Forty years of history have left us with this perspective on two regimes. Castro bankrupted his country, tyrannized its inhabitants and is now the longest ruling dictator in the world. Pinochet presided over his own ruthless dictatorship for 15 years, created a booming economy and restored democracy to Chile. If one had to choose between a Castro and a Pinochet, from the point of view of the poor, the victimized and the oppressed, the choice would not be difficult. As an American conservative, however, I don't even have to do that. It was Chileans, not Henry Kissinger or Richard Nixon, who made the real decision to put Pinochet in power. Unlike the American left, which passionately supported Fidel Castro and denied the realities of the oppressive state, the American right's sympathies for Pinochet were muted, and did not involve blindness to the stringencies of his rule. In short, Pinochet's dictatorship does not compromise any conservative expectations in the way that Castro's dictatorship compromises the visions of the left.
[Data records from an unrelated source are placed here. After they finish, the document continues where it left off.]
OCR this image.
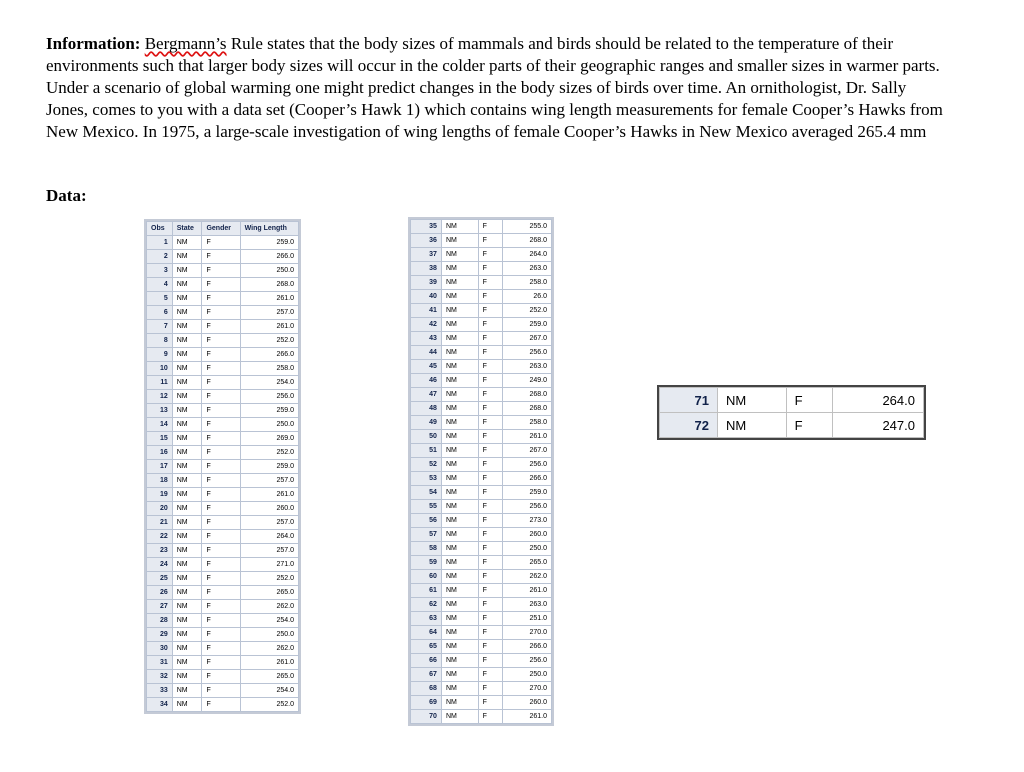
Information: Bergmann’s Rule states that the body sizes of mammals and birds should be related to the temperature of their environments such that larger body sizes will occur in the colder parts of their geographic ranges and smaller sizes in warmer parts. Under a scenario of global warming one might predict changes in the body sizes of birds over time. An ornithologist, Dr. Sally Jones, comes to you with a data set (Cooper’s Hawk 1) which contains wing length measurements for female Cooper’s Hawks from New Mexico. In 1975, a large-scale investigation of wing lengths of female Cooper’s Hawks in New Mexico averaged 265.4 mm

Data:

Obs	State	Gender	Wing Length
1	NM	F	259.0
2	NM	F	266.0
3	NM	F	250.0
4	NM	F	268.0
5	NM	F	261.0
6	NM	F	257.0
7	NM	F	261.0
8	NM	F	252.0
9	NM	F	266.0
10	NM	F	258.0
11	NM	F	254.0
12	NM	F	256.0
13	NM	F	259.0
14	NM	F	250.0
15	NM	F	269.0
16	NM	F	252.0
17	NM	F	259.0
18	NM	F	257.0
19	NM	F	261.0
20	NM	F	260.0
21	NM	F	257.0
22	NM	F	264.0
23	NM	F	257.0
24	NM	F	271.0
25	NM	F	252.0
26	NM	F	265.0
27	NM	F	262.0
28	NM	F	254.0
29	NM	F	250.0
30	NM	F	262.0
31	NM	F	261.0
32	NM	F	265.0
33	NM	F	254.0
34	NM	F	252.0
35	NM	F	255.0
36	NM	F	268.0
37	NM	F	264.0
38	NM	F	263.0
39	NM	F	258.0
40	NM	F	26.0
41	NM	F	252.0
42	NM	F	259.0
43	NM	F	267.0
44	NM	F	256.0
45	NM	F	263.0
46	NM	F	249.0
47	NM	F	268.0
48	NM	F	268.0
49	NM	F	258.0
50	NM	F	261.0
51	NM	F	267.0
52	NM	F	256.0
53	NM	F	266.0
54	NM	F	259.0
55	NM	F	256.0
56	NM	F	273.0
57	NM	F	260.0
58	NM	F	250.0
59	NM	F	265.0
60	NM	F	262.0
61	NM	F	261.0
62	NM	F	263.0
63	NM	F	251.0
64	NM	F	270.0
65	NM	F	266.0
66	NM	F	256.0
67	NM	F	250.0
68	NM	F	270.0
69	NM	F	260.0
70	NM	F	261.0
71	NM	F	264.0
72	NM	F	247.0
Imprisoning Pinochet on a foreign trip to seek medical help is one of those bad ideas of progressives that will come back to bite them. Consider the prospect for Castro when he ventures abroad for parallel reasons. Yet, on second thought, perhaps the idea does work from a partisan perspective. Because what made Pinochet vulnerable to this kind of arrest is that he had voluntarily retired from his dictatorial regime. There is no danger of Castro doing that.


By David Horowitz

David Horowitz is a conservative writer and activist.